After years of both Conservative and Labour pledges to get a grip on illegal migration, a new study has found that Britain is home to more illegal migrants than any other European nation.
Just shy of three-quarters of a million (up to 745,000) illegals are in the UK, according to research by Oxford University experts, making up one percent of the population. That’s higher than the upper estimate in Germany of 700,000, and more than double the 300,000 believed to be in France.
Indeed, despite occasional accusations that Britain ‘doesn’t take its fair share,’ the figures suggest that between 23 and 29% of all illegal immigrants in Europe are living there.
Nationhood researcher Guy Dampier responded in The Daily Telegraph that while Britain is an island nation, meaning it should be harder to get here than anywhere else in the continent, it has achieved the title of “illegal migration capital of Europe” because of “our permissive job market and the failure of the authorities to guard our borders.”
As if to prove his point, on the Saturday before this study was released, nearly 1,000 migrants crossed the Channel on small boats in just one day—a record high for this year.
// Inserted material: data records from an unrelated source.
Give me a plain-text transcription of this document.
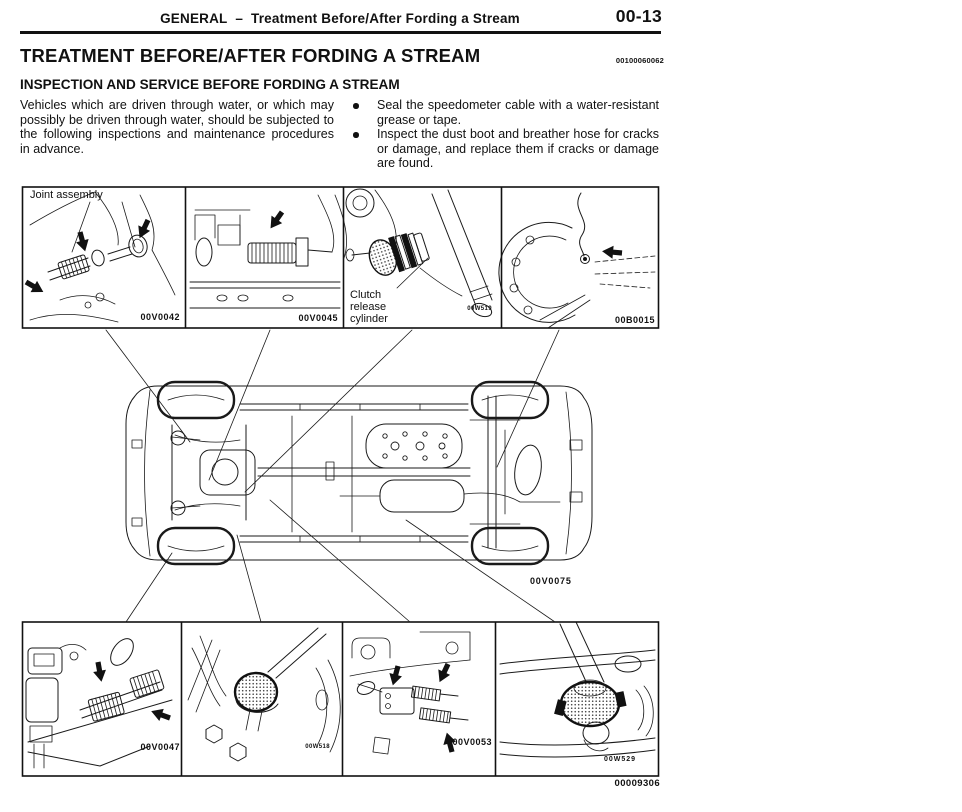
GENERAL – Treatment Before/After Fording a Stream	00-13
TREATMENT BEFORE/AFTER FORDING A STREAM	00100060062
INSPECTION AND SERVICE BEFORE FORDING A STREAM
Vehicles which are driven through water, or which may possibly be driven through water, should be subjected to the following inspections and maintenance procedures in advance.
Seal the speedometer cable with a water-resistant grease or tape.
Inspect the dust boot and breather hose for cracks or damage, and replace them if cracks or damage are found.
Joint assembly
Clutch release cylinder
00V0042	00V0045
00W519
00B0015
00V0075
00V0047	00W518	00V0053
00W529
00009306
There was an average of 57 illegals on each of the 17 boats that crossed, and four migrants lost their lives attempting the perilous journey.
And on the same day these figures hit the press, it was revealed that an Albanian migrant who was deported from the UK after being freed from a two-and-a-half-year jail sentence later snuck back into the country and has won the right to stay thanks to the European Convention on Human Rights (ECHR).
The previous Conservative government pretended to show an interest in leaving the ECHR to help tackle illegal migration, while the current Labour administration has made it clear that “we will never withdraw.”
In his first speech in Parliament, Reform leader and MP Nigel Farage said the convention had “completely outlived its usefulness” and was preventing Britain from acting decisively on migration, meaning it should leave.